Chen and her team are measuring results according to two matrices: precision (the fraction of machine-labeled correct codes over all codes labeled by a machine) and recall (the fraction of correct codes labeled by a machine over the total amount of correct codes). They have applied the algorithm to 2,000 clinical charts to date, with a precision of .78 and a recall of .60. These figures, notes Chen, represent significant improvement over support vector machines, a state-of-the-art learning algorithm, which realized a precision of .62 and a recall of .55. Support vector machines rely on predefined data features and were therefore unable to fully understand and classify disease mentions for coding.

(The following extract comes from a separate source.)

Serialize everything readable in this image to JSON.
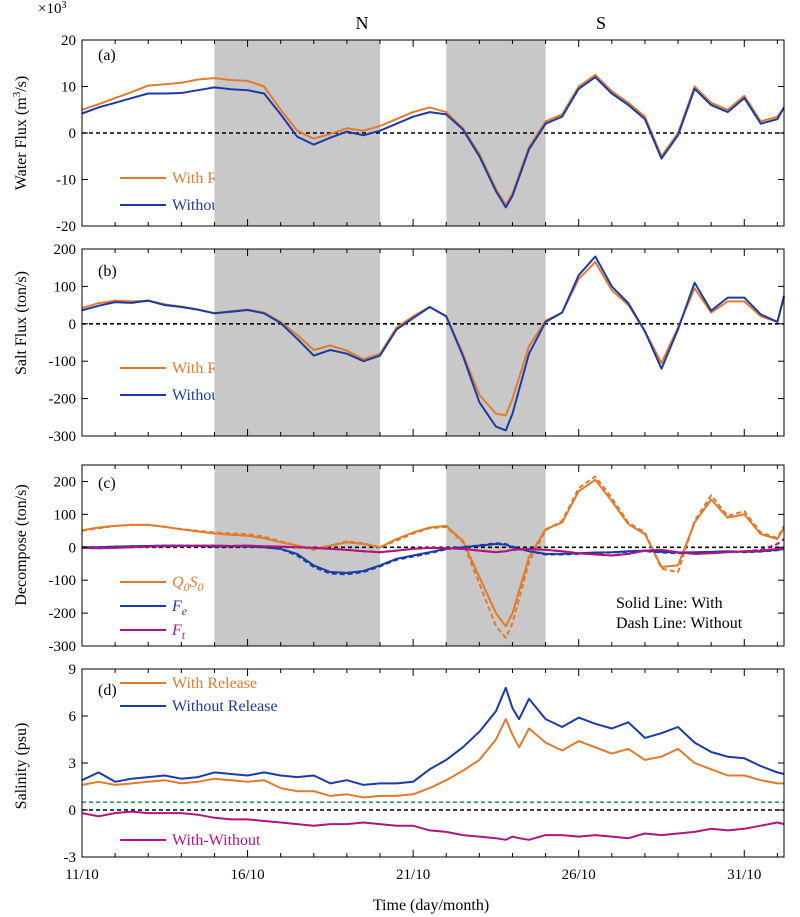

By ensuring codes are entered and precise, Chen’s machine algorithm also has the potential for making AI-based recommendations for care to the doctor, functioning as a type of physician assistant.
“All this depends on if we have enough facts in our knowledge base, based on complete and accurate medical records,” offered Chen. “We don’t think computers can replace doctors, but we do think computers can help doctors to make diagnoses and find the right treatment plan by learning from past evidence. We can develop AI technologies to identify similar patients and see if their diagnosis and treatment are applicable to the target patient.”
Chen speculates that machine learning will also be used in the future to read charts and clinical notes in real time to provide treatment suggestions to the physician during office visits, thereby improving both interactions with patients and outcomes. Toward that goal, she points as well to the possibility of teaching machines to populate EHRs, which require an overwhelming number of categories to fill in. Chen thinks her algorithm will be able to serve this purpose, but notes the first step will be to convert physicians’ clinical narratives into computer code.
“If we can semi-populate these records, or make them easier to populate, that will be a huge help for physicians and enable them to spend less time in front of the screen and even more time with their patients,” she said.
Chen is also studying the use of advanced machine-learning technologies to improve patient decision-making. She has employed AI technologies to review user-generated content on online health forums and, through NLP, differentiate between experience and hearsay when it comes to treatment. Supported by a grant from The Leir Foundation, the “very ambitious, long-term project” is especially challenging, because there are more variables in consumer-health dialogue than in medical dialogue.
The goal is to turn the experiential content into recommendations for care for patients with similar health concerns, and work with health-forum owners to present this advice to forum users. In this way, patients can become more informed in their decision-making.
“It’s all for better health outcomes,” Chen remarked of her research, which also involves serving as NJIT’s principal investigator for a National Institutes of Health Clinical and Translational Science Award grant given to the university partnership of Rutgers, NJIT and Princeton, and as the principal investigator of a research grant from The Leir Foundation.
“The first project is to really help physicians make the best treatment choice in the long run. … But patients have to be engaged,” she added, referencing the forum investigation. “We want to better understand them — what their concerns are, what they care about, and why they do or don’t comply with treatment.”